Optimization-based Offloading Method for Mobile Cloud Computing Environment
Author(s) -
Lakshna Arun,
T. Ravi
Publication year - 2019
Publication title -
international journal of innovative technology and exploring engineering
Language(s) - English
Resource type - Journals
ISSN - 2278-3075
DOI - 10.35940/ijitee.k2107.119119
Subject(s) - computer science , cloud computing , cloudsim , mobile cloud computing , distributed computing , mobile device , schedule , resource allocation , scheduling (production processes) , mobile computing , task (project management) , real time computing , computer network , operating system , mathematical optimization , mathematics , management , economics
Mobile cloud computing (MCC) is a program that should be applied to defeat the hurdles of computing in the mobile environment. Though developing data-intensive purposes, such as Natural Language Processing (NLP) and face recognition, takes more difficulties on mobile cloud computing stages because of data location and high bandwidth cost issues. To overcome these issues, this paper proposes a dynamic task (resources) allocation model to schedule data-intensive applications on mixed resources (public cloud, cloudlets, and mobile devices) computing environments.
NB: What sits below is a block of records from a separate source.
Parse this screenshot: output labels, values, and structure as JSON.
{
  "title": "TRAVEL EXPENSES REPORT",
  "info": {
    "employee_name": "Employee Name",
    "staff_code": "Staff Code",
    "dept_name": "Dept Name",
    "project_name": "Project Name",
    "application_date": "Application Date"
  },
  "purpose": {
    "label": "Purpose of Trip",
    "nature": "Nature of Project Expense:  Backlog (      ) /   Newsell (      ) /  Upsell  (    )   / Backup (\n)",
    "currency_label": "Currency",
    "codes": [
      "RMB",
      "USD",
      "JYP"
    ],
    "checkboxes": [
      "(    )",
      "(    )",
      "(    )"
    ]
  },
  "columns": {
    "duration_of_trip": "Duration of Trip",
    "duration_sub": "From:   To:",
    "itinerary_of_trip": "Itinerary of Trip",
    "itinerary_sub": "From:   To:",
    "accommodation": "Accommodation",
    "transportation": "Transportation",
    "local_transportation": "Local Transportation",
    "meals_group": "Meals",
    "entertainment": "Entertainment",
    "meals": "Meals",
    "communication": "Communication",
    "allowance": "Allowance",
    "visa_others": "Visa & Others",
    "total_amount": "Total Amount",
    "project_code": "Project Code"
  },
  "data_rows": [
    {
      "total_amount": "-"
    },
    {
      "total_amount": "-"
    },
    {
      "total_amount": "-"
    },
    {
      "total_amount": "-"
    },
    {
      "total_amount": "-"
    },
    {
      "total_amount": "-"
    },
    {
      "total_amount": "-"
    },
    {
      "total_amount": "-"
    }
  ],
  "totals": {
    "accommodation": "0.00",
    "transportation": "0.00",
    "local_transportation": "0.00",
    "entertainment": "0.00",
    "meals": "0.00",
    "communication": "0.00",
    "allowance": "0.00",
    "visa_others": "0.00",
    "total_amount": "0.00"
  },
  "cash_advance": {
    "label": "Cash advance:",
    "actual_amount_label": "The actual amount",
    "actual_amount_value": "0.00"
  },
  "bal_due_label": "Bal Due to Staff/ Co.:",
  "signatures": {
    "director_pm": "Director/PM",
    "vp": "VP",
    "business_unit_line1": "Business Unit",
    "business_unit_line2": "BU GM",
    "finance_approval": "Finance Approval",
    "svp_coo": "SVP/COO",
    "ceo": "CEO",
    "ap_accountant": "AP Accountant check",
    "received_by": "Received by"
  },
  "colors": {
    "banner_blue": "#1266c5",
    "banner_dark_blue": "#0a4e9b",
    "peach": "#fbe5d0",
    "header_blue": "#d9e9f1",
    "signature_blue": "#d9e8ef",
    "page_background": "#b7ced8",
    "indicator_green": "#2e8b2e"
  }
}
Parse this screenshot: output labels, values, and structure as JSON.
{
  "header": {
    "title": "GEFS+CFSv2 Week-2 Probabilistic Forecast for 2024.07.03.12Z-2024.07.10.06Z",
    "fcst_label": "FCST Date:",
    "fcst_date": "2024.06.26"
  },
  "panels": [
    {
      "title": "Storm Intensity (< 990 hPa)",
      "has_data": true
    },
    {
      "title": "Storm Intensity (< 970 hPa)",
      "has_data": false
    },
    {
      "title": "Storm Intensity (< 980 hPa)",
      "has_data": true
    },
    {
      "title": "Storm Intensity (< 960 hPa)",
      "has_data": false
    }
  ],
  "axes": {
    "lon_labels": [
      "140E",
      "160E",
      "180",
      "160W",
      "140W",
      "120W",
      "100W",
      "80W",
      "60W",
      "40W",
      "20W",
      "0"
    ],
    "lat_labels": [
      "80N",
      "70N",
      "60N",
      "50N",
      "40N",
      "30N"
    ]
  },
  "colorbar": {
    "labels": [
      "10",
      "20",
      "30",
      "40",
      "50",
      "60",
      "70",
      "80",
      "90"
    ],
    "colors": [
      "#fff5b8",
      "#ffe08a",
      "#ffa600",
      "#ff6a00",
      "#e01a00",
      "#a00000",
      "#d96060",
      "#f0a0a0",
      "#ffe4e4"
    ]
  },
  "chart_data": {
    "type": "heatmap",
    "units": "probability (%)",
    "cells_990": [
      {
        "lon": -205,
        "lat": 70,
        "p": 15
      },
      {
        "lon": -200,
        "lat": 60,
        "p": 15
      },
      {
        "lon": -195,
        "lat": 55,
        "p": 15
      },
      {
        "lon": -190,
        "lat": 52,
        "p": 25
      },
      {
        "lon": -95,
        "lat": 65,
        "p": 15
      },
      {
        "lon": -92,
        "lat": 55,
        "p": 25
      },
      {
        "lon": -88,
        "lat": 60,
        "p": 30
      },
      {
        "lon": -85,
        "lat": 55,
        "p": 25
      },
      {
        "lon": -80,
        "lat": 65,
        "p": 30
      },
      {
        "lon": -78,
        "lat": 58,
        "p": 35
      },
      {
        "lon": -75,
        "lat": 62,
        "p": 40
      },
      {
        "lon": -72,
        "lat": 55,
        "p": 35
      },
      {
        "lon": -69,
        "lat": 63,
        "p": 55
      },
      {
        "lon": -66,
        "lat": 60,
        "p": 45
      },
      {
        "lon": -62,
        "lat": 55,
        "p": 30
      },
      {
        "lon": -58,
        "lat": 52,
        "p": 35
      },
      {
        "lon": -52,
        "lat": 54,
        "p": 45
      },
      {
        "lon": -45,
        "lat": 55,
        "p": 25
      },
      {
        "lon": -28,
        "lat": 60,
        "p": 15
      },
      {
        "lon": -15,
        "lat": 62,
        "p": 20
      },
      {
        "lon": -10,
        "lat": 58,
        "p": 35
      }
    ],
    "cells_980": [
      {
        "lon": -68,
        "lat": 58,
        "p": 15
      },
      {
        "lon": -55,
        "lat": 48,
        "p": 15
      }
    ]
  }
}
Efficient task allocation strategy requires to develop by estimating the number of intentions while performing the decisions of allocation, such as fast response and reduced consumption of energy, to obtain the most reliable task allocation providing the requirements of cloud users and increasing the MCC environment performance. In this paper, Cultural Algorithm (CA) based offloading strategy is proposed for obtaining the minimized task execution time by causing smart decisions for allocation. This proposed algorithm has been implemented using a cloudsim toolkit, and the performance is estimated by analyzing with Genetic and greedy algorithm allocation techniques on a collection of parameters like throughput and makespan for scheduling the resource.